Oh ok, you want to claim this is compressing the entirety of the internet in a model that isn't even 1 terabyte of data and be unimpressed that is something.

But it isn't compression. It is a mathematical fact that neural networks are universal function approximators, this is undisputed, and analytic functions are continuous so to be an analytical function approximator it must be able to fill in the gaps between discrete data points by itself, which necessarily means spiting out data outside of the input distribution, data it has not seen.

[–] 31337@sh.itjust.works 2 points 5 months ago (1 children)

TBF, compression is related to ML. Hence, the Hutter Prize. Thinking of LLMs as lossy compression algorithms is a decent analogy.

[–] GreatDong3000@lemm.ee 0 points 5 months ago

It is a partial analogy, it takes into consideration the outputs which are related to some specific training data and disconsiders the outputs which cannot be directly related to any specific training data.

For example, make up a new meme template and a new joke on the spot, it couldn't have seen it before if you make sure your joke and template are new. If the AI can explain it then compression is a horrendous analogy.

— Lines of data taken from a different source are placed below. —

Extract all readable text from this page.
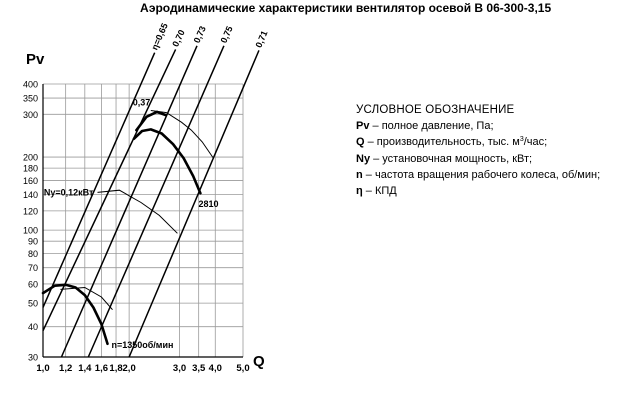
Аэродинамические характеристики вентилятор осевой В 06-300-3,15
1,0 1,2 1,4 1,6 1,8 2,0	3,0 3,5 4,0 5,0
30
40
50
60
70
80
90
100
120
140
160
180
200
300
350
400
Pv
Q
η=0,65 0,70 0,73 0,75 0,71
n=1350об/мин
2810
Ny=0,12кВт
0,37
УСЛОВНОЕ ОБОЗНАЧЕНИЕ
Pv – полное давление, Па;
Q – производительность, тыс. $м^3$/час;
Ny – установочная мощность, кВт;
n – частота вращения рабочего колеса, об/мин;
η – КПД
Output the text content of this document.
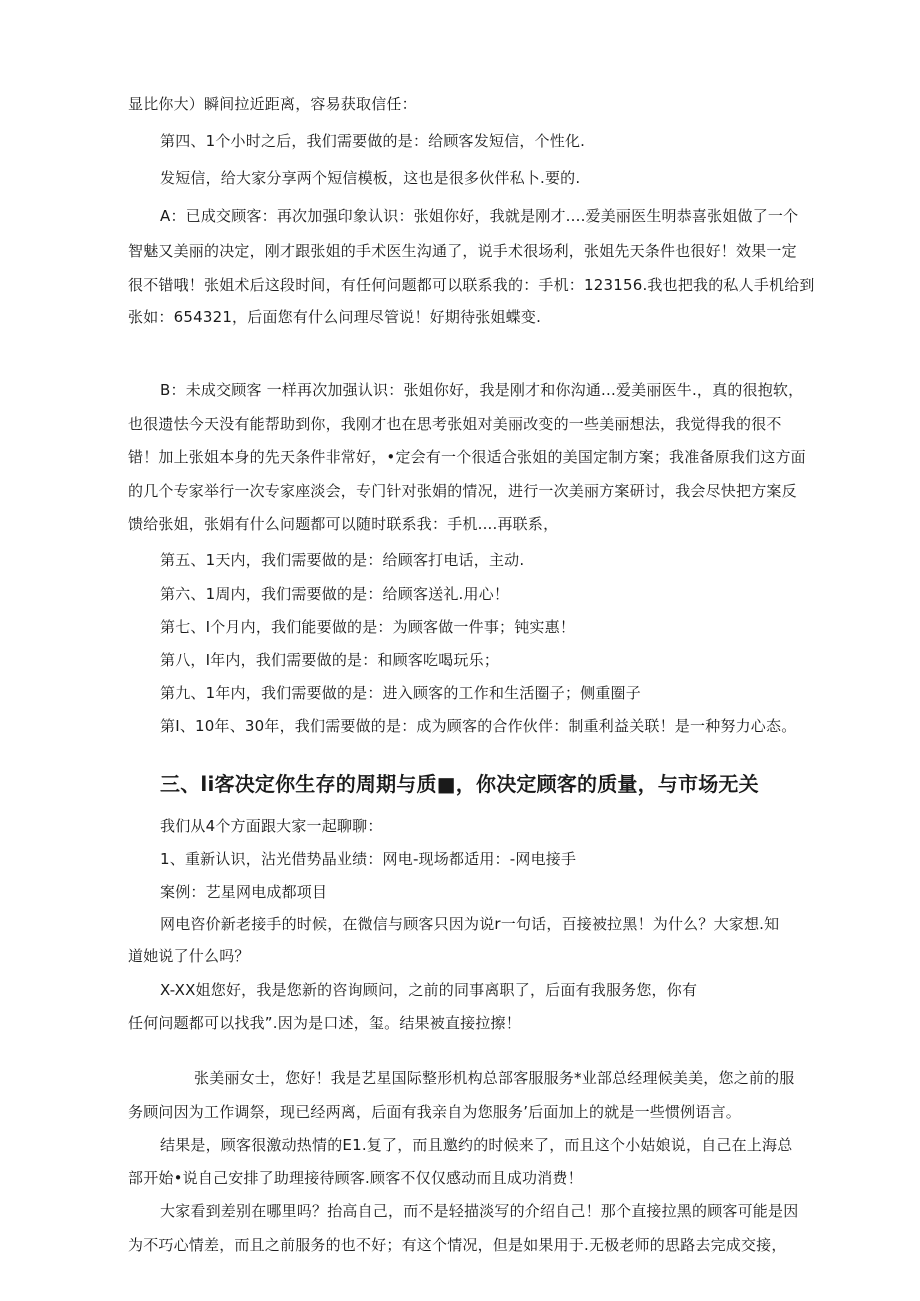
显比你大）瞬间拉近距离，容易获取信任：
第四、1个小时之后，我们需要做的是：给顾客发短信，个性化.
发短信，给大家分享两个短信模板，这也是很多伙伴私卜.要的.
A：已成交顾客：再次加强印象认识：张姐你好，我就是刚才....爱美丽医生明恭喜张姐做了一个
智魅又美丽的决定，刚才跟张姐的手术医生沟通了，说手术很场利，张姐先天条件也很好！效果一定
很不错哦！张姐术后这段时间，有任何问题都可以联系我的：手机：123156.我也把我的私人手机给到
张如：654321，后面您有什么问理尽管说！好期待张姐蝶变.
B：未成交顾客 一样再次加强认识：张姐你好，我是刚才和你沟通...爱美丽医牛.，真的很抱软，
也很遗怯今天没有能帮助到你，我刚才也在思考张姐对美丽改变的一些美丽想法，我觉得我的很不
错！加上张姐本身的先天条件非常好，•定会有一个很适合张姐的美国定制方案；我准备原我们这方面
的几个专家举行一次专家座淡会，专门针对张娟的情况，进行一次美丽方案研讨，我会尽快把方案反
馈给张姐，张娟有什么问题都可以随时联系我：手机....再联系，
第五、1天内，我们需要做的是：给顾客打电话，主动.
第六、1周内，我们需要做的是：给顾客送礼.用心！
第七、I个月内，我们能要做的是：为顾客做一件事；钝实惠！
第八，I年内，我们需要做的是：和顾客吃喝玩乐；
第九、1年内，我们需要做的是：进入顾客的工作和生活圈子；侧重圈子
第I、10年、30年，我们需要做的是：成为顾客的合作伙伴：制重利益关联！是一种努力心态。
三、li客决定你生存的周期与质■，你决定顾客的质量，与市场无关
我们从4个方面跟大家一起聊聊：
1、重新认识，沾光借势晶业绩：网电-现场都适用：-网电接手
案例：艺星网电成都项目
网电咨价新老接手的时候，在微信与顾客只因为说r一句话，百接被拉黑！为什么？大家想.知
道她说了什么吗？
X-XX姐您好，我是您新的咨询顾问，之前的同事离职了，后面有我服务您，你有
任何问题都可以找我”.因为是口述，玺。结果被直接拉擦！
张美丽女士，您好！我是艺星国际整形机构总部客服服务*业部总经理候美美，您之前的服
务顾问因为工作调祭，现已经两离，后面有我亲自为您服务’后面加上的就是一些惯例语言。
结果是，顾客很激动热情的E1.复了，而且邀约的时候来了，而且这个小姑娘说，自己在上海总
部开始•说自己安排了助理接待顾客.顾客不仅仅感动而且成功消费！
大家看到差别在哪里吗？抬高自己，而不是轻描淡写的介绍自己！那个直接拉黑的顾客可能是因
为不巧心情差，而且之前服务的也不好；有这个情况，但是如果用于.无极老师的思路去完成交接，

Lossy compression explains outputs being similar but not identical when trying to recover the original data, it doesn't explain brand new content that makes sense standalone. Imagine a lossy audio compression resulting in a brand new song midway through playback, or a lossy image compression resulting in a brand new coherent image being overlayed onto some pixels of the original image. That is not what happens, lossy audio compression results in noise, lossy image compression results in noise, not in coherent unheard songs and unseen images.